Refleksi Tentang Perdamaian, Catatan Menarik Ini Karya Mahasiswa Komunikasi Undana
Selain itu, aksi teror dan kekerasan terus terjadi di beberapa pelosok tanah air guna memecahbelah persatuan dan
Oleh : Mario Djegho
Mahasiswa Ilmu Komunikasi Undana, Kupang
POS KUPANG.COM - Guncangan internal dalam diri bangsa Indonesia selalu menyisakan cerita tentang rasa kebhinekaan. Perbedaan sebagai dasar persatuan menjadi tema utama ketika berbagai paham radikal berusaha untuk menyeragamkan pluralitas dalam satu otoritas. Nilai persatuan seakan terkoyak oleh sikap fundamentalis yang menentang eksistensi Pancasila sebagai dasar negara.
Selain itu, aksi teror dan kekerasan terus terjadi di beberapa pelosok tanah air guna memecahbelah persatuan dan kesatuan dalam semboyan Bhineka Tunggal Ika. Fatalnya, sebagian masyarakat mulai terpengaruh oleh berbagai gerakan fundamentalis keagamaan yang tergabung dalam beberapa ormas radikal. Seperti halnya penyakit kanker, paham radikalisme seakan datang tanpa disadari dan perlahan merusak dari dalam (diri bangsa Indonesia).
Dalam Konferensi Tingkat Tinggi Kelompok Negara 20 atau G20 sesi I di Hamburg, Jerman, Presiden Jokowi berkesempatan untuk menyampaikan keberhasilan Indonesia dalam menangani masalah terorisme dengan program deradikalisasi (Pos Kupang, Minggu 9/7/2017).
Menurut Presiden Jokowi, dengan program deradikalisasi hanya 3 dari 560 (0,53 persen) mantan aktor teroris yang berkeinginan kembali melakukan aksi terorisme. Program deradikalisasi tersebut diterapkan melalui penggunaan teknologi informasi, proses edukasi cara berpikir yang benar dan persuasif, serta peran nyata dari lembaga keagamaan dalam menyebarkan pesan damai dan toleran.
Proses deradikalisasi merupakan sebuah metode yang dilakukan oleh pemerintah dalam menekan perilaku terorisme, radikalisme, dan fundamentalisme. Menurut Altemeyer dan Hunsberger (via Rahman, 2013 : 248), fundamentalisme agama sering dihubungkan dengan kekerasan (radikalisme dan terorisme) berbasis agama akibat tingginya prasangka negatif terhadap kelompok lain.

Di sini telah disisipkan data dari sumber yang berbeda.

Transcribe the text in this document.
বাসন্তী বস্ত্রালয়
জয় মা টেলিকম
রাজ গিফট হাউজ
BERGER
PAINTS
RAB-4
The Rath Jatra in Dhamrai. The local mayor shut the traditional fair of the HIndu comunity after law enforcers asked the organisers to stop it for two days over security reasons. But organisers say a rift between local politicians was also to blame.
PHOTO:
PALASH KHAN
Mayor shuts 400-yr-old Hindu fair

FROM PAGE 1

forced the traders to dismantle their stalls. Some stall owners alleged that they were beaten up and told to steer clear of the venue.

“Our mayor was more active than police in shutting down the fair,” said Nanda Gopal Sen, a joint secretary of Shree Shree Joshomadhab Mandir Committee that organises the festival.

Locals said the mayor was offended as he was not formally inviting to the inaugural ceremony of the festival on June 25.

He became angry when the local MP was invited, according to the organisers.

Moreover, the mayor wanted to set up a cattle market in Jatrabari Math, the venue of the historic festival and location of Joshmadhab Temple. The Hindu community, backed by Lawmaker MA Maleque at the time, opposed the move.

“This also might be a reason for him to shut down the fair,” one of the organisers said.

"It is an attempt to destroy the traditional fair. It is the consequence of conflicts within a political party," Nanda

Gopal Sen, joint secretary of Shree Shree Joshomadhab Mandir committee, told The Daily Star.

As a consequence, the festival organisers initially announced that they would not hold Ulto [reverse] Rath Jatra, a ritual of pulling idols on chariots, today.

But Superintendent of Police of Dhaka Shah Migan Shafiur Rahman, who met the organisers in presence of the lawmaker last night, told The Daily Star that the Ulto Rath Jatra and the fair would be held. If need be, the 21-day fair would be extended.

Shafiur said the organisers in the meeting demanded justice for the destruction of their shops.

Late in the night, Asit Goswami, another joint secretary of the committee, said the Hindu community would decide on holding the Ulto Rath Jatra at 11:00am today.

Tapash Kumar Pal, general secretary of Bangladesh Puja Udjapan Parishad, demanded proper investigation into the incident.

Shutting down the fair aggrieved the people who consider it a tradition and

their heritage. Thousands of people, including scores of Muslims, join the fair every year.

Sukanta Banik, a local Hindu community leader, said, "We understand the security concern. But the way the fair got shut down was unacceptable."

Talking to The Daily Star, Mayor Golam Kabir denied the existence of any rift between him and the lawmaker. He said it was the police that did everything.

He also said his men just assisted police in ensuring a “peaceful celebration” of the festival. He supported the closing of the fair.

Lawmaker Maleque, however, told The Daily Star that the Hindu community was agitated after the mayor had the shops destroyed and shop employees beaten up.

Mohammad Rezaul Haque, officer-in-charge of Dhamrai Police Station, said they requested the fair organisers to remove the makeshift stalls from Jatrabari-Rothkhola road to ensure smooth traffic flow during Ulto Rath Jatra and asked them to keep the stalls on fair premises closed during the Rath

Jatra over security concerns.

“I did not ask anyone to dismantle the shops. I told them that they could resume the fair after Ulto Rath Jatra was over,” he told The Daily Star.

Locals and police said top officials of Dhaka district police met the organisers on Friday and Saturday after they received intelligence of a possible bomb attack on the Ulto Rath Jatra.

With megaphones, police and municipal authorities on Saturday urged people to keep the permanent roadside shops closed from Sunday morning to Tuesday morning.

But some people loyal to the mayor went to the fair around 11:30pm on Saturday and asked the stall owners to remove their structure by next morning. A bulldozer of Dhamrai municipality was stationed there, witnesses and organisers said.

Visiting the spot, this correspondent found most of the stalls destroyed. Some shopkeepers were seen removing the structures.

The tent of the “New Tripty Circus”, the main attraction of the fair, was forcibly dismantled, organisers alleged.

Dalam pemahaman kaum fundamentalis, agama yang dianutnya memiliki kebenaran mutlak sehingga harus diikuti. Sedangkan pihak yang menentangnya akan diperangi secara doktrinal maupun fisikal. Sikap fundamentalisme agama biasanya terjadi akibat kebutuhan akan makna, merasa terpinggirkan dan adanya pemrosesan kognitif.
Hindari Kekuatan Militer
Dalam proses pemberantasan ketiga "hama persatuan" tersebut Presiden Jokowi sangat menghindari kekuatan militer karena pikiran sesat hanya bisa dikoreksi dengan cara berpikir yang benar. Semua pihak harus kembali pada tataran etis, yakni menyadarkan kembali para pelaku hama persatuan tersebut melalui proses deradikalisasi. Oleh sebab itu, berdasarkan paradigma pembangunan yang berorientasi pada pembangunan manusia, maka terdapat dua hal utama yang dapat dilakukan pihak-pihak tertentu dalam menangkal terorisme, radikalisme dan fundamentalisme, yakni; penguatan sektor pendidikan dan kesejahteraan sosial.

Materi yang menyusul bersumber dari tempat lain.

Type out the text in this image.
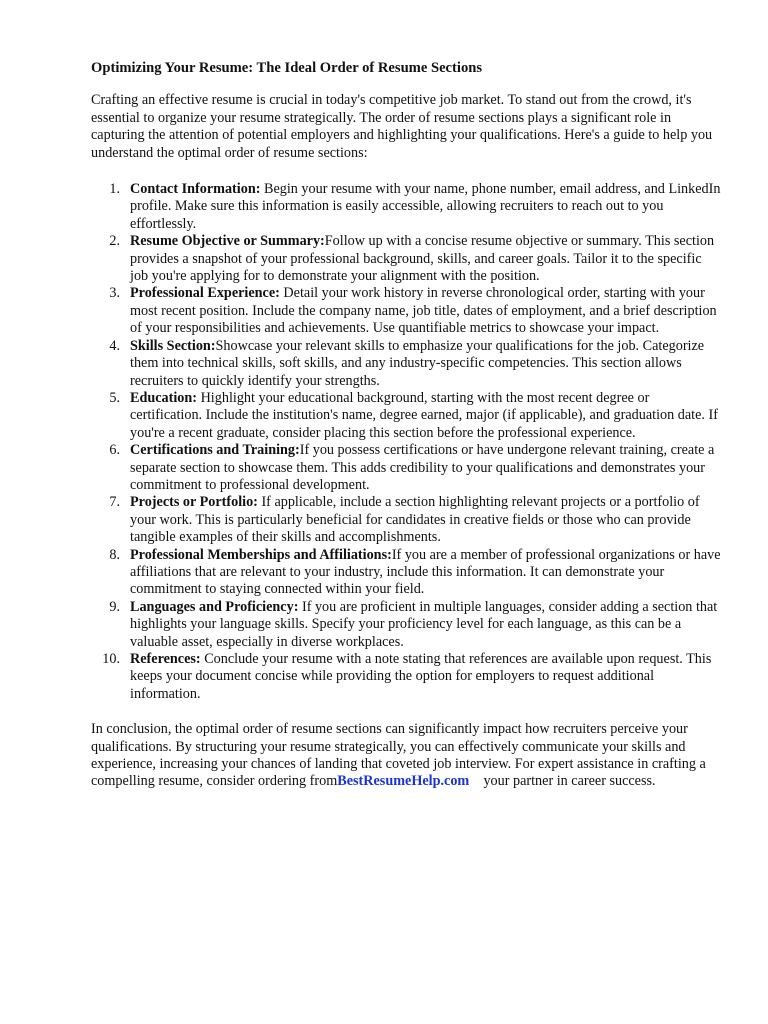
Optimizing Your Resume: The Ideal Order of Resume Sections

Crafting an effective resume is crucial in today's competitive job market. To stand out from the crowd, it's essential to organize your resume strategically. The order of resume sections plays a significant role in capturing the attention of potential employers and highlighting your qualifications. Here's a guide to help you understand the optimal order of resume sections:

1. Contact Information: Begin your resume with your name, phone number, email address, and LinkedIn profile. Make sure this information is easily accessible, allowing recruiters to reach out to you effortlessly.
2. Resume Objective or Summary:Follow up with a concise resume objective or summary. This section provides a snapshot of your professional background, skills, and career goals. Tailor it to the specific job you're applying for to demonstrate your alignment with the position.
3. Professional Experience: Detail your work history in reverse chronological order, starting with your most recent position. Include the company name, job title, dates of employment, and a brief description of your responsibilities and achievements. Use quantifiable metrics to showcase your impact.
4. Skills Section:Showcase your relevant skills to emphasize your qualifications for the job. Categorize them into technical skills, soft skills, and any industry-specific competencies. This section allows recruiters to quickly identify your strengths.
5. Education: Highlight your educational background, starting with the most recent degree or certification. Include the institution's name, degree earned, major (if applicable), and graduation date. If you're a recent graduate, consider placing this section before the professional experience.
6. Certifications and Training:If you possess certifications or have undergone relevant training, create a separate section to showcase them. This adds credibility to your qualifications and demonstrates your commitment to professional development.
7. Projects or Portfolio: If applicable, include a section highlighting relevant projects or a portfolio of your work. This is particularly beneficial for candidates in creative fields or those who can provide tangible examples of their skills and accomplishments.
8. Professional Memberships and Affiliations:If you are a member of professional organizations or have affiliations that are relevant to your industry, include this information. It can demonstrate your commitment to staying connected within your field.
9. Languages and Proficiency: If you are proficient in multiple languages, consider adding a section that highlights your language skills. Specify your proficiency level for each language, as this can be a valuable asset, especially in diverse workplaces.
10. References: Conclude your resume with a note stating that references are available upon request. This keeps your document concise while providing the option for employers to request additional information.

In conclusion, the optimal order of resume sections can significantly impact how recruiters perceive your qualifications. By structuring your resume strategically, you can effectively communicate your skills and experience, increasing your chances of landing that coveted job interview. For expert assistance in crafting a compelling resume, consider ordering fromBestResumeHelp.com    your partner in career success.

Dalam pandangan Ilmu Komunikasi, proses deradikalisasi bisa ditunjang dengan penerapan konsep efektivitas komunikasi antar budaya. Liliweri menyatakan bahwa komunikasi antar budaya yang efektif adalah interaksi antar budaya dimana pelaku-pelaku di dalamnya mampu menjaga keseimbangan dan relasi komunikasi di antara dua kebudayaan yang berbeda.

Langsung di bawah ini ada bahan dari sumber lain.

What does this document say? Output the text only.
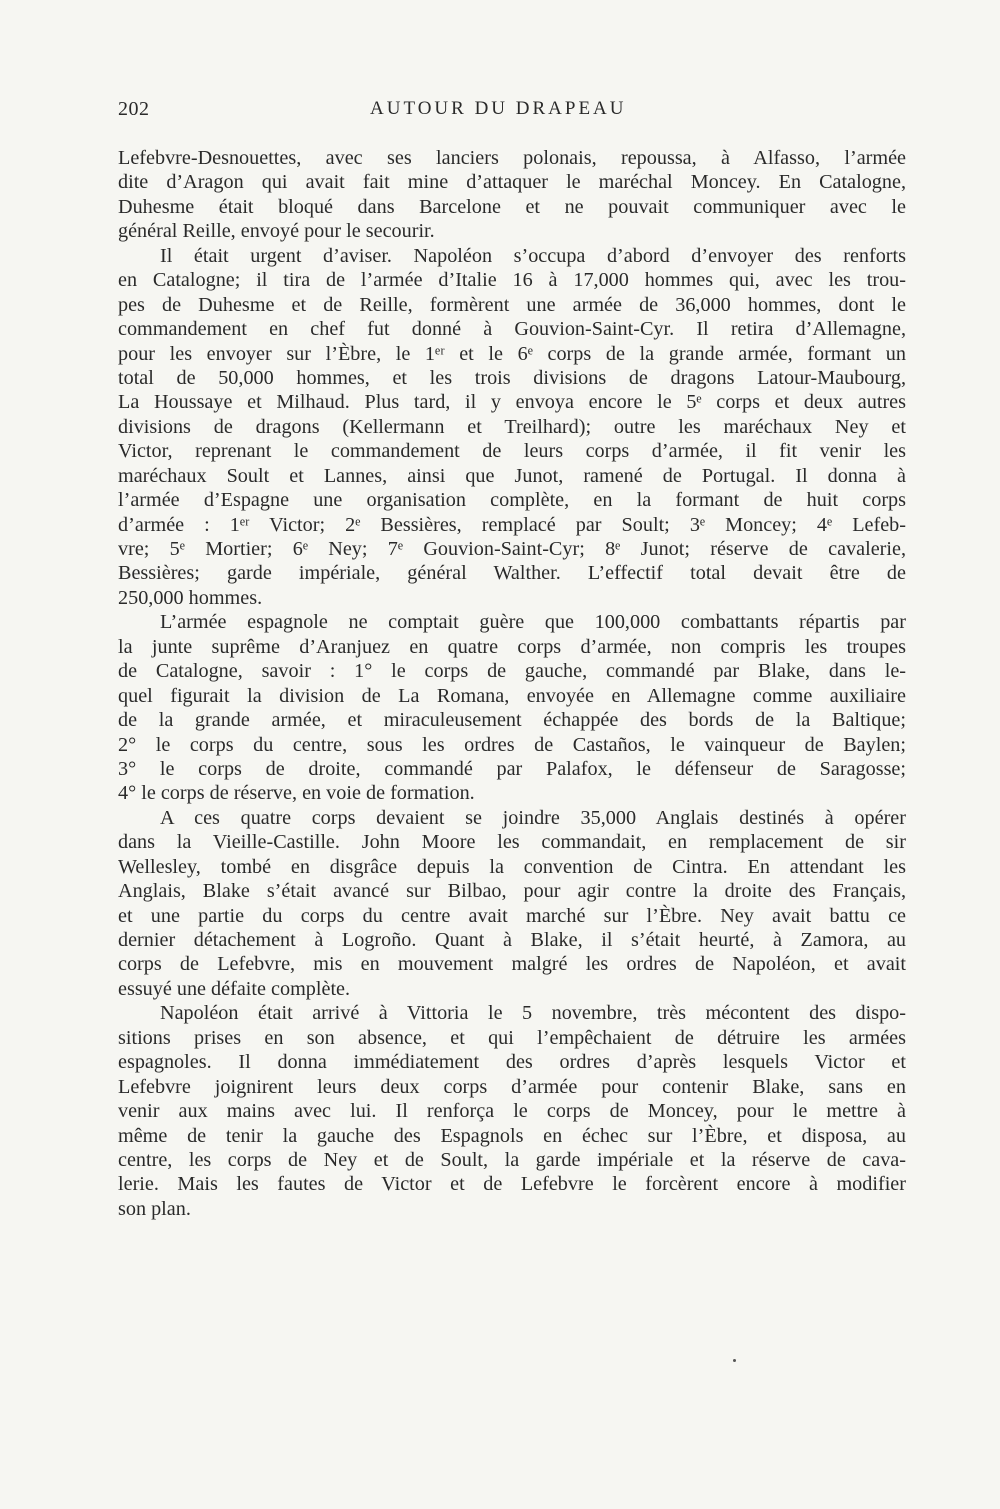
202	AUTOUR DU DRAPEAU
Lefebvre-Desnouettes, avec ses lanciers polonais, repoussa, à Alfasso, l’armée
dite d’Aragon qui avait fait mine d’attaquer le maréchal Moncey. En Catalogne,
Duhesme était bloqué dans Barcelone et ne pouvait communiquer avec le
général Reille, envoyé pour le secourir.
Il était urgent d’aviser. Napoléon s’occupa d’abord d’envoyer des renforts
en Catalogne; il tira de l’armée d’Italie 16 à 17,000 hommes qui, avec les trou-
pes de Duhesme et de Reille, formèrent une armée de 36,000 hommes, dont le
commandement en chef fut donné à Gouvion-Saint-Cyr. Il retira d’Allemagne,
pour les envoyer sur l’Èbre, le 1ᵉʳ et le 6ᵉ corps de la grande armée, formant un
total de 50,000 hommes, et les trois divisions de dragons Latour-Maubourg,
La Houssaye et Milhaud. Plus tard, il y envoya encore le 5ᵉ corps et deux autres
divisions de dragons (Kellermann et Treilhard); outre les maréchaux Ney et
Victor, reprenant le commandement de leurs corps d’armée, il fit venir les
maréchaux Soult et Lannes, ainsi que Junot, ramené de Portugal. Il donna à
l’armée d’Espagne une organisation complète, en la formant de huit corps
d’armée : 1ᵉʳ Victor; 2ᵉ Bessières, remplacé par Soult; 3ᵉ Moncey; 4ᵉ Lefeb-
vre; 5ᵉ Mortier; 6ᵉ Ney; 7ᵉ Gouvion-Saint-Cyr; 8ᵉ Junot; réserve de cavalerie,
Bessières; garde impériale, général Walther. L’effectif total devait être de
250,000 hommes.
L’armée espagnole ne comptait guère que 100,000 combattants répartis par
la junte suprême d’Aranjuez en quatre corps d’armée, non compris les troupes
de Catalogne, savoir : 1° le corps de gauche, commandé par Blake, dans le-
quel figurait la division de La Romana, envoyée en Allemagne comme auxiliaire
de la grande armée, et miraculeusement échappée des bords de la Baltique;
2° le corps du centre, sous les ordres de Castaños, le vainqueur de Baylen;
3° le corps de droite, commandé par Palafox, le défenseur de Saragosse;
4° le corps de réserve, en voie de formation.
A ces quatre corps devaient se joindre 35,000 Anglais destinés à opérer
dans la Vieille-Castille. John Moore les commandait, en remplacement de sir
Wellesley, tombé en disgrâce depuis la convention de Cintra. En attendant les
Anglais, Blake s’était avancé sur Bilbao, pour agir contre la droite des Français,
et une partie du corps du centre avait marché sur l’Èbre. Ney avait battu ce
dernier détachement à Logroño. Quant à Blake, il s’était heurté, à Zamora, au
corps de Lefebvre, mis en mouvement malgré les ordres de Napoléon, et avait
essuyé une défaite complète.
Napoléon était arrivé à Vittoria le 5 novembre, très mécontent des dispo-
sitions prises en son absence, et qui l’empêchaient de détruire les armées
espagnoles. Il donna immédiatement des ordres d’après lesquels Victor et
Lefebvre joignirent leurs deux corps d’armée pour contenir Blake, sans en
venir aux mains avec lui. Il renforça le corps de Moncey, pour le mettre à
même de tenir la gauche des Espagnols en échec sur l’Èbre, et disposa, au
centre, les corps de Ney et de Soult, la garde impériale et la réserve de cava-
lerie. Mais les fautes de Victor et de Lefebvre le forcèrent encore à modifier
son plan.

Dengan demikian bila seseorang belum mampu menghadapi dan menerima perbedaan-perbedaan budaya maka ia belum berkomunikasi antarbudaya secara efektif. Hal itu pada akhirnya mampu memperbaiki kerusakan simetrisitas sosial yang oleh Muhamad Damm disebut sebagai kematian partikular. Simetrisitas sosial adalah relasi antara manusia dengan dirinya (intra subyektif) dan dengan orang lain (antar subyektif).
Pola komunikasi antar budaya yang efektif pada dasarnya memiliki tiga fungsi utama, yakni fungsi integrasi sosial, fungsi kognitif, serta fungsi sosialisasi nilai. Fungsi integrasi sosial berarti komunikasi antar budaya adalah "penyatu" bagi orang-orang yang terlibat dalam proses komunikasi itu sehingga setiap orang akan berupaya untuk saling menghargai dan menerima satu sama lain.
Dengan demikian akan tercapai suatu integrasi sosial dan menghindari berbagai konflik horizontal. Kemudian fungsi kognitif berarti komunikasi antar budaya memberikan pengertian dan pengetahuan kepada setiap orang yang melakukan proses komunikasi sehingga mengetahui dan memahami identitas setiap pribadi. Hal itu bisa meminimalisir stereotip dan prasangka sosial sehingga terwujudnya nilai toleransi dan kesetaraan. Dan, yang terakhir adalah fungsi sosialisasi nilai yang berarti bahwa komunikasi antar budaya merupakan bagian integral dari proses pembelajaran dan pewarisan nilai-nilai luhur seperti kebhinekaan, toleransi dan kesetaraan bagi sesama dan generasi selanjutnya.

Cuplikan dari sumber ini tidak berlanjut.